Gregory and Alain looked up, startled to see a man lurking in the shadows at the edge of their clearing—but a most strange man indeed. He wore a green tunic and brown hose, like any forest dweller—but his hips tapered down on both sides into a single leg, massive and powerful.
Gregory rose slowly, tensed for fight or flight, even as he heard his companions’ swords rasp loose from their scabbards.
“I think we had best shield our thoughts after all,” Geoffrey said.
“My ward is in place already,” Gregory told him, “and covers Alain’s mind too.”
The prince frowned at the apparition. “Who are you, and wherefore come you here?”
The stranger opened his mouth, but instead of words, he gave vent to a woeful wailing cry. It seemed to pierce right through the men’s heads; they clapped their hands over their ears.
“Avaunt thee!” Gregory cried. “Get thee hence!”
He reinforced the command with a mental stab. The creature’s shriek soared up the scale, hovering for a moment on the edge of the human hearing range and piercing even through their hands, waking pain from ear to ear. Then the pitch shot even higher and the men could hear nothing, even though its mouth was open—but in the distant woods, wolves began to howl.
“Cease, I bade thee!” Gregory snapped, eyes narrowing as his face reddened.
The strange creature winced with the pain of Gregory’s mental stab and did close his mouth this time. Geoffrey and Alain advanced from opposite sides, blades on guard. The creature took the sensible course and turned to hop away into the recesses of the forest shadows.
Gregory stood, chest heaving, glaring after the apparition. As Geoffrey and Alain turned back to him, staring, he said, “We must be vigilant tonight. That monster will come back and will bring with him the wolves he has called.”
“We shall meet them with the steel they deserve.” But Alain was staring at Gregory as though he were himself something strange and weird. “Never before this night have I seen you angry, Gregory—and now twice in twelve hours!”
“Never before have I felt so pure a wave of malice as that creature wafted toward me,” Gregory returned. “It thought to paralyze us with its wail and kill us easily.” He glanced at Alain, abashed, then glanced away. “Forgive me, but I do grow wroth when I see an esper use its gifts for such fell purpose, upon those who cannot resist.”
“Unluckily for him, he now found those who could resist,” Alain said, “and luckily for me, I traveled with them. What would have happened if I had sojourned in this wood without your protection?”

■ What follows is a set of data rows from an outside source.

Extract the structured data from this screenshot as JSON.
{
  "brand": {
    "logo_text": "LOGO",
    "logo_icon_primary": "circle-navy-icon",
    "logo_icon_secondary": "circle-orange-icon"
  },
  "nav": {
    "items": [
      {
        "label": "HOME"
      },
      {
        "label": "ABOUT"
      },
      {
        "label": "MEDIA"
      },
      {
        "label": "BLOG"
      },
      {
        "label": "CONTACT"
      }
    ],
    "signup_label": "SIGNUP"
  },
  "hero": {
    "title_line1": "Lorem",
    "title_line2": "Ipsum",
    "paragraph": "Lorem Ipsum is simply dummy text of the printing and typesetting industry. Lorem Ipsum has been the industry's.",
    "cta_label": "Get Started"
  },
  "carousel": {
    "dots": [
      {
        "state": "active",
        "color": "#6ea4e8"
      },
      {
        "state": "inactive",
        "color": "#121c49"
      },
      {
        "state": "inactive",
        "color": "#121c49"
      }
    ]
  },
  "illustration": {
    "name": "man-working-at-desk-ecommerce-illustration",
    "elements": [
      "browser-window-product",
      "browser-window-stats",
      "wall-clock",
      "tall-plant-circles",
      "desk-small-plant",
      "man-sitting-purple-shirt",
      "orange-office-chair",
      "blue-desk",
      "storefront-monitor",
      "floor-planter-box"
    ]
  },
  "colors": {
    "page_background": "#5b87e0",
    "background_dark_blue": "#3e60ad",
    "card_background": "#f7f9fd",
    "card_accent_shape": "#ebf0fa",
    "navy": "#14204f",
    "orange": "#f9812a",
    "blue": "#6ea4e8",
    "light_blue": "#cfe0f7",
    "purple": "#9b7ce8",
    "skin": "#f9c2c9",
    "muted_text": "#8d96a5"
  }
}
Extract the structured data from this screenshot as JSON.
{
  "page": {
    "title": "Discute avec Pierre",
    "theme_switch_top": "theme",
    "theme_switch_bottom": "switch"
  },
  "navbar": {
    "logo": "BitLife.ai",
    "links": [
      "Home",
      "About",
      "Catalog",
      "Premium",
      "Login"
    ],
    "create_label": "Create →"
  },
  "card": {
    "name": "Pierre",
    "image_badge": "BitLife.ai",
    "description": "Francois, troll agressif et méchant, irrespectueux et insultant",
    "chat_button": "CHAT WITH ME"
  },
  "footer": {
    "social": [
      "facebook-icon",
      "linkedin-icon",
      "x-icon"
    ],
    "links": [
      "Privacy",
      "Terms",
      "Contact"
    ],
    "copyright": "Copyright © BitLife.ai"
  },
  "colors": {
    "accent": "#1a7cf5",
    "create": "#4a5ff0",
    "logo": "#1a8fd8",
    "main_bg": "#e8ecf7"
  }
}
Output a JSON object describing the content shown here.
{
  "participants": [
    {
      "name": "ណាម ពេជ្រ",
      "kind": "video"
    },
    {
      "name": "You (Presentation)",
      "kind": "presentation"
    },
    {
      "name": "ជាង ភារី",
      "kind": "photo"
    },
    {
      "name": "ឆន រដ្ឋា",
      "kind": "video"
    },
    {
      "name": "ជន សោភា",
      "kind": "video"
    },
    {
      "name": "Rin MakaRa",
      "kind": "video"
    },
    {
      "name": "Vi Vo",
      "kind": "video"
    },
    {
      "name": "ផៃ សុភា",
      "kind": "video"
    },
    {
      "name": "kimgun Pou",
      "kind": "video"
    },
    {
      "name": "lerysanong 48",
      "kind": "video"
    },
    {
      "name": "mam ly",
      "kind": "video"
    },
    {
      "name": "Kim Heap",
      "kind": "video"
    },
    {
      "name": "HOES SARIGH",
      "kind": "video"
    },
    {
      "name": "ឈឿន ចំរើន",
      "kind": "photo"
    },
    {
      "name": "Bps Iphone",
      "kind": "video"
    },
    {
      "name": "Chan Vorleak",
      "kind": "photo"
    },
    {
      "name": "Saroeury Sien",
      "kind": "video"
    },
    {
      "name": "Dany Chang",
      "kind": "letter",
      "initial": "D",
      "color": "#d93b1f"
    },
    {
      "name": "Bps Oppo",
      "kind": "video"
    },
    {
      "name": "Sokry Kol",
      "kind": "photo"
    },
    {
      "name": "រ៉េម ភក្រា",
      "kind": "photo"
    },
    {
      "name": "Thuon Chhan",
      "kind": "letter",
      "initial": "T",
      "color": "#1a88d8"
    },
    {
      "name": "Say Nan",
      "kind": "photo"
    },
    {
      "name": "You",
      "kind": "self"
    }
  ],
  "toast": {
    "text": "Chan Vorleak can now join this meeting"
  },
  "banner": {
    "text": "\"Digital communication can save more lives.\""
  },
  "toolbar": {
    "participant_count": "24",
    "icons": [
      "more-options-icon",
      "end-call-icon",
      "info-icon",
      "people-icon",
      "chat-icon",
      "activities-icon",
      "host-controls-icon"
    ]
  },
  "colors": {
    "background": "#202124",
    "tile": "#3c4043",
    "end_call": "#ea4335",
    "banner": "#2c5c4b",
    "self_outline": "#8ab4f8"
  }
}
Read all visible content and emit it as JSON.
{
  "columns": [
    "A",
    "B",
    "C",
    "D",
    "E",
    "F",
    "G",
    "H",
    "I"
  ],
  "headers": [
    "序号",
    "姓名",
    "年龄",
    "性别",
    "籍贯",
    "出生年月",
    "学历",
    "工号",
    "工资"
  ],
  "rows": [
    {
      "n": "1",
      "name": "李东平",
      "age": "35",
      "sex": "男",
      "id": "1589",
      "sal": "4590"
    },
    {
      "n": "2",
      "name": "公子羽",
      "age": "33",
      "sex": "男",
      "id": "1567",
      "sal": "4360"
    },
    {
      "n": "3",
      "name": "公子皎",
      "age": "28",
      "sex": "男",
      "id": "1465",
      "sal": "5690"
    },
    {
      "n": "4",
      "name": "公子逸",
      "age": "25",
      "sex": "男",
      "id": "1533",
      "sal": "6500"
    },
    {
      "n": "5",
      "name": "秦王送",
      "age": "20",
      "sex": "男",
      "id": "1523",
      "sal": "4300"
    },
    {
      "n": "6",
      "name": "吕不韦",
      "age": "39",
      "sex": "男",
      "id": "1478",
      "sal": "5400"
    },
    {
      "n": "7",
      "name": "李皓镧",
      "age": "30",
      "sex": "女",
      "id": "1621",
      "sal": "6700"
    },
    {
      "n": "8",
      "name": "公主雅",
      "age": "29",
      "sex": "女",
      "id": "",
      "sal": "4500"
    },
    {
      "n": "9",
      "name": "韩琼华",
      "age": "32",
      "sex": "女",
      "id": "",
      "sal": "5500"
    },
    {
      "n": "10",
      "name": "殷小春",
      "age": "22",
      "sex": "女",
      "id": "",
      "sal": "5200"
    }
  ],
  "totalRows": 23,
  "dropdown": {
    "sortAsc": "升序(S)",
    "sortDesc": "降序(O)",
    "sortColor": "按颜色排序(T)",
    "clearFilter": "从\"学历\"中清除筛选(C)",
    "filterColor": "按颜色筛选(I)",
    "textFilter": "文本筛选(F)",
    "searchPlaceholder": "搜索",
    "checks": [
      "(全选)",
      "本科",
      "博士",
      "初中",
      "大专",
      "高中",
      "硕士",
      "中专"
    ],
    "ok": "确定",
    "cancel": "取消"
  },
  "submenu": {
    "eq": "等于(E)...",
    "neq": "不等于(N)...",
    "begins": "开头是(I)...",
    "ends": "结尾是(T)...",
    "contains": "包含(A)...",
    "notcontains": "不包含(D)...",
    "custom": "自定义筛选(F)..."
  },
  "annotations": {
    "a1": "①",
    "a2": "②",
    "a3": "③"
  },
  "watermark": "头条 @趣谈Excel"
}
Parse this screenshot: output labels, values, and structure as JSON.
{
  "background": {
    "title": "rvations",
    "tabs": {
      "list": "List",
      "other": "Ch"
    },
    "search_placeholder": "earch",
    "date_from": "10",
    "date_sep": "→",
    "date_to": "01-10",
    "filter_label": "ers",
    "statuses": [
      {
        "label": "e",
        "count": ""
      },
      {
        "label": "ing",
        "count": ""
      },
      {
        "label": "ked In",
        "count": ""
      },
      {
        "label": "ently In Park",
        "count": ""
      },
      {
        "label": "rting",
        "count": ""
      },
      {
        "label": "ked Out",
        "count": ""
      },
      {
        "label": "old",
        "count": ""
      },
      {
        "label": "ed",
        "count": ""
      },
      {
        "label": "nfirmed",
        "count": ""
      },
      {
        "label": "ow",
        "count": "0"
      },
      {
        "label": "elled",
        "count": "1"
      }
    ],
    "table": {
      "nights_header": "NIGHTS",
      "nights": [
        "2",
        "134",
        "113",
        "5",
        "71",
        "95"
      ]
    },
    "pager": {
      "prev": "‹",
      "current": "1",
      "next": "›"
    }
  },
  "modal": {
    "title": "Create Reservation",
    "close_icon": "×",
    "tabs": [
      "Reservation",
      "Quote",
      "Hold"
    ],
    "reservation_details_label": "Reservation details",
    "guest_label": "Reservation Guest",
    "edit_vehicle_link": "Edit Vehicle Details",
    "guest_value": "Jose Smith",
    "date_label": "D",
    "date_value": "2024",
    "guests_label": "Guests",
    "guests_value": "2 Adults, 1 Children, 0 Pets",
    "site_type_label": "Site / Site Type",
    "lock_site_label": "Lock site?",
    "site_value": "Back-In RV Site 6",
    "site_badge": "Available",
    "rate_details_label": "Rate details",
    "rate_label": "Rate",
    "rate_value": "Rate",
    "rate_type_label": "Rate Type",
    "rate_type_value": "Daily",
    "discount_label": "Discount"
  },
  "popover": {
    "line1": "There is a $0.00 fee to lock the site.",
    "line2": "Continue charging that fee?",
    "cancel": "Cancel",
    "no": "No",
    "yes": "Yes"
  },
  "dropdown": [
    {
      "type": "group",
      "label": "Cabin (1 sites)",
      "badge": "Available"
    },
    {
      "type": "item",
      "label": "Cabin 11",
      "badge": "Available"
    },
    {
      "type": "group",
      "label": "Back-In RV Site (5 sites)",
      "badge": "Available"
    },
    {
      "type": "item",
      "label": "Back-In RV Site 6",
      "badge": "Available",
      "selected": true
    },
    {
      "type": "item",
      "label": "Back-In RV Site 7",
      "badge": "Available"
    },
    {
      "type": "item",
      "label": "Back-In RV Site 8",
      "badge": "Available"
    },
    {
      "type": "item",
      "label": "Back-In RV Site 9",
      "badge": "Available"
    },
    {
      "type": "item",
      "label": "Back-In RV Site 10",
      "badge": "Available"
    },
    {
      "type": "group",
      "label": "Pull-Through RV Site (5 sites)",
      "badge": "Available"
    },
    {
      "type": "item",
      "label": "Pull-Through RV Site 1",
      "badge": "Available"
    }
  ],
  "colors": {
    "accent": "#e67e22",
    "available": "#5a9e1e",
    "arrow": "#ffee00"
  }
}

“Why, it would have slain you,” Geoffrey said. “I have read what Gregory did—that the creature kills for the malicious pleasure of the deed.” He turned to his younger brother. “Nay, I pray it does come back—to meet our blades!”
“What was the hideous thing?” Alain asked.
“Ask the scholar.” Geoffrey seemed nettled by having to pass the question. “Such creatures are rare enough that I have never seen one, let alone heard them spoken of.”
“ ’Tis called a Biasd Bheulach, Alain, and if we see it again, it will doubtless assume another guise,” Gregory said.
Geoffrey looked up with a wolfish grin. “What guise does it favor?”
“It may appear as a beast of any kind, prowling about our campsite,” Gregory told him, “though it favors the form of a greyhound more than any other. Its most dangerous appearance, though, is that of a very ordinary mortal man.”